Folha Online - Era a Passeata dos Cem Mil?
Palmeira - Sim. Saímos daquela confusão já com a idéia de fazer 
uma grande manifestação para terça-feira. O governo passou a discutir a 
possibilidade de permitir a passeata, então adiamos o evento por mais um
 dia. A gente sabia que seria grande, mas não esperava aquelas 100 mil 
pessoas.
Folha Online - O senhor acha que iria tanta gente se o governo tivesse proibido o protesto?
Palmeira - Certamente não iriam as 100 mil pessoas, mas 
apareceria muita gente porque a população estava muito descontente com a
 repressão.

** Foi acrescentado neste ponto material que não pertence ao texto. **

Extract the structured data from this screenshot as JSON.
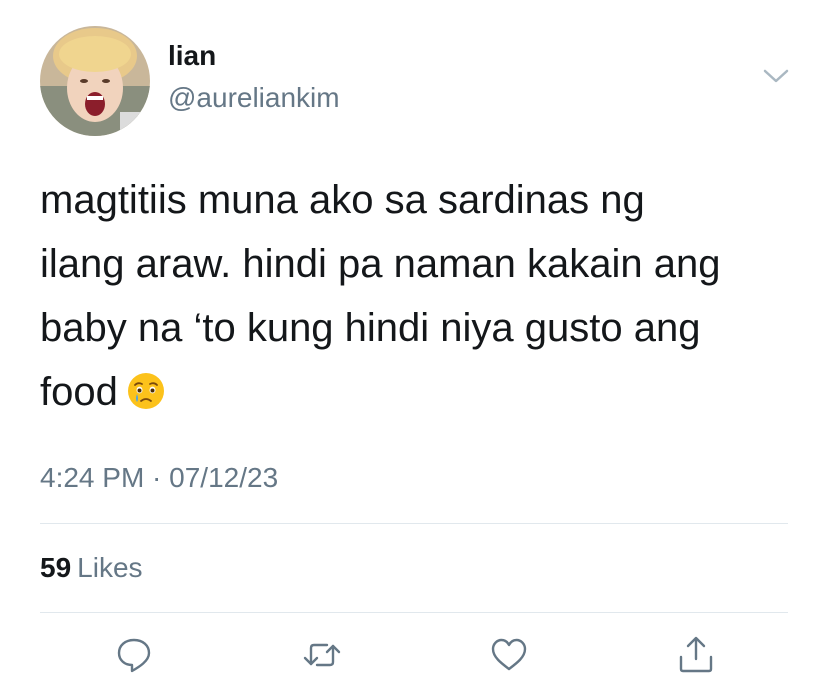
{
  "author": {
    "display_name": "lian",
    "handle": "@aureliankim"
  },
  "tweet": {
    "lines": [
      "magtitiis muna ako sa sardinas ng",
      "ilang araw. hindi pa naman kakain ang",
      "baby na ‘to kung hindi niya gusto ang",
      "food"
    ],
    "emoji": "face-holding-back-tears",
    "timestamp": "4:24 PM · 07/12/23"
  },
  "stats": {
    "likes_count": "59",
    "likes_label": "Likes"
  },
  "actions": [
    {
      "name": "reply",
      "icon": "speech-bubble-icon"
    },
    {
      "name": "retweet",
      "icon": "retweet-arrows-icon"
    },
    {
      "name": "like",
      "icon": "heart-icon"
    },
    {
      "name": "share",
      "icon": "share-upload-icon"
    }
  ],
  "colors": {
    "text_primary": "#14171a",
    "text_secondary": "#657786",
    "divider": "#e1e8ed"
  }
}
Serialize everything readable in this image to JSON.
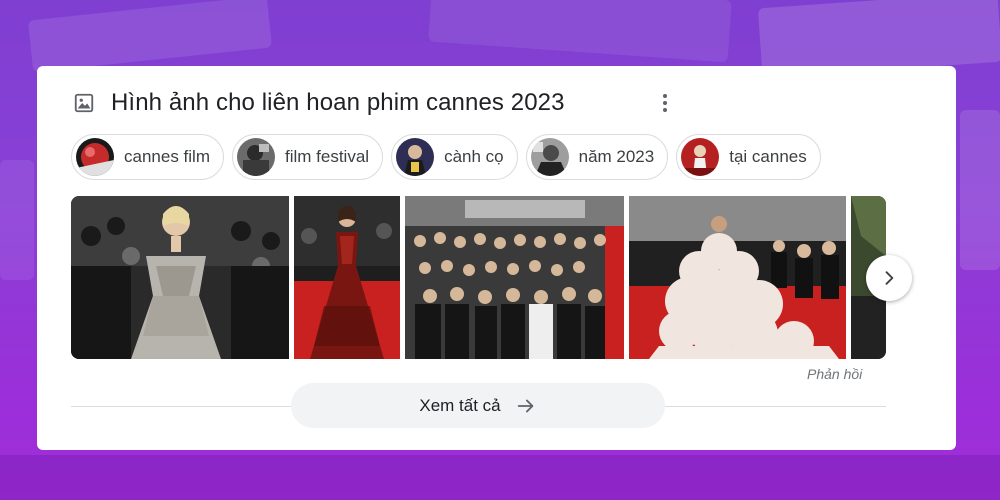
{
  "panel": {
    "title": "Hình ảnh cho liên hoan phim cannes 2023",
    "title_icon": "image-icon",
    "more_icon": "more-vert-icon"
  },
  "chips": [
    {
      "label": "cannes film",
      "thumb_color": "#c62b2b"
    },
    {
      "label": "film festival",
      "thumb_color": "#4a4a4a"
    },
    {
      "label": "cành cọ",
      "thumb_color": "#3b3b6e"
    },
    {
      "label": "năm 2023",
      "thumb_color": "#777777"
    },
    {
      "label": "tại cannes",
      "thumb_color": "#b52020"
    }
  ],
  "gallery": {
    "next_icon": "chevron-right-icon",
    "feedback": "Phản hồi"
  },
  "see_all": {
    "label": "Xem tất cả",
    "icon": "arrow-right-icon"
  },
  "colors": {
    "background": "#8a3fd6",
    "card": "#ffffff",
    "red_carpet": "#c8211f"
  }
}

E mesmo permitindo a passeata, o governo decretou ponto 
facultativo naquele dia com a intenção de esvaziar o protesto.
Folha Online - Depois de 40 anos, como o senhor avalia o movimento estudantil?
Palmeira - Não dá para comparar. Naquele tempo a gente vivia para
 mudar o mundo. Hoje quem dá a vida por um deputado? Mas a verdade é que
 o movimento estudantil ficou parado no tempo. Ele é muito 
partidarizado. As entidades ficam nas mãos dos partidos políticos, que 
passam a elas seus programas. O resultado é que os dirigentes não 
conseguem tratar objetivamente das reivindicações estudantis. A luta 
agora é corporativa, luta política e muita dependência do governo 
federal.
Folha Online - Mas o movimento era essencialmente político, não?
Palmeira - É por isso mesmo. Eu me espanto com o fato de o 
movimento estudantil tenta repetir o que fizemos no passado. Os tempos 
são outros. É preciso renovar.
Folha Online - E o que deveria ser feito?
Palmeira - Eles deveriam discutir o atual papel da universidade 
com a população. O movimento perdeu de vista o que pode fazer pela 
sociedade. A dengue, por exemplo: como a universidade pode ajudar na 
conscientização das pessoas? As faculdades não estão inseridas na 
sociedade. Ficar tentando eleger deputado está ultrapassado. Tínhamos de
 fazer uma política de outro tipo. Os estudantes têm um horizonte enorme
 pela frente, mas é preciso se renovar.